L'auteur : Morrigane

Myopathe trentenaire dévergondée • Vieille étudiante en Lettres Modernes • Autrice • Rédactrice & CM freelance • Blogueuse #PopCulture #Écriture #Lifestyle • Gameuse à mes heures perdues

6 Commentaires

  • Je suis une fan inconditionnelle de Chattam, il doit me manquer dans mes lectures juste un ou deux de ses livres. Je le suivrais sur n’importe quels mots, mais là, je dois bien avouer que ce livre m’a laissé en reste. Si j’ai vraiment accroché dès le départ et que j’ai retrouvé cette noirceur, cette densité d’ambiance que j’aime chez Chattam, j’ai été très déçue de la fin. En fait, les deux éléments qui sont à retenir selon vous, sont les éléments qui ont fait de ce livre une déception à mes yeux. Faire intervenir un narrateur peut-être agréable et cela le fait sûrement sortir de sa zone de confort car ce n’est pas une habitude dans ses livres, mais je trouve qu’il aurait pu le faire davantage intervenir. C’est tellement ponctuel que l’on a tendance à oublier ce narrateur et que l’on se retrouve toujours plus ou moins surpris quand on le retrouve. Enfin, je n’ai vraiment pas accroché sur la fin. J’ai peur de trop en dire et de spoiler la chute, mais vraiment j’ai haussé les yeux à la dernière page et je me suis dit, tout cela pour ça…
    J’attends donc avec impatience son prochain livre pour oublier cette petite mésaventure.

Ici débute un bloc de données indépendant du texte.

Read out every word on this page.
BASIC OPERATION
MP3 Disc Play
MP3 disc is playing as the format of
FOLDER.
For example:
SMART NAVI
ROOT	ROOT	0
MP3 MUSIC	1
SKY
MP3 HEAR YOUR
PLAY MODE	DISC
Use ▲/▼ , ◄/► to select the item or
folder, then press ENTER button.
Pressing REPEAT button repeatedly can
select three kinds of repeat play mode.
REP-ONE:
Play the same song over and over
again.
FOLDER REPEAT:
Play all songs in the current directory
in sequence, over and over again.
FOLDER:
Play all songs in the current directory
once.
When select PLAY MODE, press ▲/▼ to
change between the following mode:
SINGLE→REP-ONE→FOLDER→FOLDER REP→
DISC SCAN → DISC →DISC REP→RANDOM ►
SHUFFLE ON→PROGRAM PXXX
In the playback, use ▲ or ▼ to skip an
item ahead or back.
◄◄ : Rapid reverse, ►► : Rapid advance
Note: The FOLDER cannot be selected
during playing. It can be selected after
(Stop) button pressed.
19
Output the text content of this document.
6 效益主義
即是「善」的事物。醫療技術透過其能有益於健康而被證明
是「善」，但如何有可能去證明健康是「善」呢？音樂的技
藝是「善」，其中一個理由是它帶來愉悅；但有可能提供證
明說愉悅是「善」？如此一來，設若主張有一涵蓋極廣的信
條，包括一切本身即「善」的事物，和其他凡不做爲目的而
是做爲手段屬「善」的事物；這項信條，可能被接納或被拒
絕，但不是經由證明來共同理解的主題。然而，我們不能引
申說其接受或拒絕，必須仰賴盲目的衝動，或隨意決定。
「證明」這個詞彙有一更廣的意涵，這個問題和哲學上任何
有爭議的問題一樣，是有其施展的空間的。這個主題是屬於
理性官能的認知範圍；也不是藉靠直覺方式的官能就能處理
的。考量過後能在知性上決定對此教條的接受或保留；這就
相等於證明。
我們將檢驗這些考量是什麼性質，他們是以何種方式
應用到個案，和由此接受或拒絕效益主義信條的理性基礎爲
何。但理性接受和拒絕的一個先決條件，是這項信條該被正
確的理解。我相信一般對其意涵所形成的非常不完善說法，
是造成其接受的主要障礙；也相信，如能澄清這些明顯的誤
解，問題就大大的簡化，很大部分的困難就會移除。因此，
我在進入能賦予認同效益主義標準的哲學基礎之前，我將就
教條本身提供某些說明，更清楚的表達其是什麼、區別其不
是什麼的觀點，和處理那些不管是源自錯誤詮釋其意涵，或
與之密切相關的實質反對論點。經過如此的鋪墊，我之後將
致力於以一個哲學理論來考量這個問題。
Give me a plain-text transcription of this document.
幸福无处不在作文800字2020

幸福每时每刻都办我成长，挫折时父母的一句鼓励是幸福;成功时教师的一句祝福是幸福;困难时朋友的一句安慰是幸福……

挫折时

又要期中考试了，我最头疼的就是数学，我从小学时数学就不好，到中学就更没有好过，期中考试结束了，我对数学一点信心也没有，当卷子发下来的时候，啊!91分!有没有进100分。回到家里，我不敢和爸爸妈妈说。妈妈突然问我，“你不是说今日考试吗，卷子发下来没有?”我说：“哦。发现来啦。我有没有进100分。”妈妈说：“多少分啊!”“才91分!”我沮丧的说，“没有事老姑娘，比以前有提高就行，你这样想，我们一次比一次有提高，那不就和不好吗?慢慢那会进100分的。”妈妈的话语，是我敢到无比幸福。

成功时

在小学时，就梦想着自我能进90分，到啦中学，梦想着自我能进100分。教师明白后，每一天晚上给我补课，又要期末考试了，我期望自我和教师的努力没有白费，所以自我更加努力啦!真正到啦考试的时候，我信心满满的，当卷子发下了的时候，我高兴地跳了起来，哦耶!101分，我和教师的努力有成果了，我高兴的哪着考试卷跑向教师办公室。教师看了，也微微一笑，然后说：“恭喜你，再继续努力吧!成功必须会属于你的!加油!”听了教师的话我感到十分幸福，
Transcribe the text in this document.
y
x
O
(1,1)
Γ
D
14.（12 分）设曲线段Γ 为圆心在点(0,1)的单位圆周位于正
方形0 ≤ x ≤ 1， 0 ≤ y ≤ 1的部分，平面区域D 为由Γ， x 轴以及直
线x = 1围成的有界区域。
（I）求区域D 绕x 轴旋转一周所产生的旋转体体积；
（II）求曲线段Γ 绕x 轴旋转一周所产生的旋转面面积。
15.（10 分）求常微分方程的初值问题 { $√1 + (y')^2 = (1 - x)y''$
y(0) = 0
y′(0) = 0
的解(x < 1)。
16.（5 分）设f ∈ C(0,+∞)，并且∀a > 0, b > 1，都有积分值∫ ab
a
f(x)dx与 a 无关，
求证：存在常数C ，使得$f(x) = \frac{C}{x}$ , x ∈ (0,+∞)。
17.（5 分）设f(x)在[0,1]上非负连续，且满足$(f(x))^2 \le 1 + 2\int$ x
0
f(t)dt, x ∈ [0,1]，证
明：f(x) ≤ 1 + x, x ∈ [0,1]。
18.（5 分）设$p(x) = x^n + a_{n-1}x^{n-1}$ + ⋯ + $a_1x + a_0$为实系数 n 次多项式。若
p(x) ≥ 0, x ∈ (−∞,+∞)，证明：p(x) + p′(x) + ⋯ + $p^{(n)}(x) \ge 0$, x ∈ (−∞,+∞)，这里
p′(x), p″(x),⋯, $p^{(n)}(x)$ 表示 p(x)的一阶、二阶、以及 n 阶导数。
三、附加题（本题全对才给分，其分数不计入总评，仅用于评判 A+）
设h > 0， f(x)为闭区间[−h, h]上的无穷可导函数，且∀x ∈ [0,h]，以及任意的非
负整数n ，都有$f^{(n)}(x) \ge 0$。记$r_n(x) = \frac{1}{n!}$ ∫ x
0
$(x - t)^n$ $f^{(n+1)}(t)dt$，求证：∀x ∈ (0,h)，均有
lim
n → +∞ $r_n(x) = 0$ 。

  • Excellent auteur que Chattam. Mais j’ai le sentiment d’un laissez-allez à la facilité depuis peu.

    Pas mal déçu par le roman, un méchant sans envergure ni charisme, pour lequel on ressent finalement pas de haine, mais presque de la pitié pour un pauvre cul-terreux avec le cerveau à l’envers. Comme dit ailleurs, on est loin , pour moi, du mal incarné que peut représenté un Hannibal Lecter par exemple.

  • Bonjour,

    ,Je viens de le terminer, difficilement.
    Je suis rentré de suite dans le récit. Très efficace sur ce point-là. La scène avec le chien m’ a pris aux tripes, vraiment très « réussie ». Ca me rappellerait presque Stephen King. Mais l’écriture trop « prétentieuse » et une histoire au final sans intérêt m’ont fait décroché peu à peu. J’ai l’impression qu’il a souhaité « en jeter », genre « regardez comme j’écris bien ». Si j’ajoute à celà quelques clichés malheureux, comme la scène dans la voiture sous le grand chêne… Quelques dialogues qui sonnent faux et qui vous sortent de l’histoire (« l’antichambre du coït… » dans la bouche d’une serveuse du midwest américain, je n’y crois pas). L’auteur ne parvient pas à me convaincre. Jon n’est pas le MAL incarné, juste un pauvre malade. Au passage, Chattam s’est un peu inspiré de « Ce cher Dexter », sans réussite. D’autres auteurs se sont penchés sur le MAL. Jean-Christophe Grangé, par exemple, est vraiment très bon.
    Globalement donc, je n’ai pas aimé. Je n’avais jamais lu cet auteur. Et ce roman ne me pousse pas à le découvrir. Je regrette l’achat… J’ai presque l’impression d’avoir été trompé.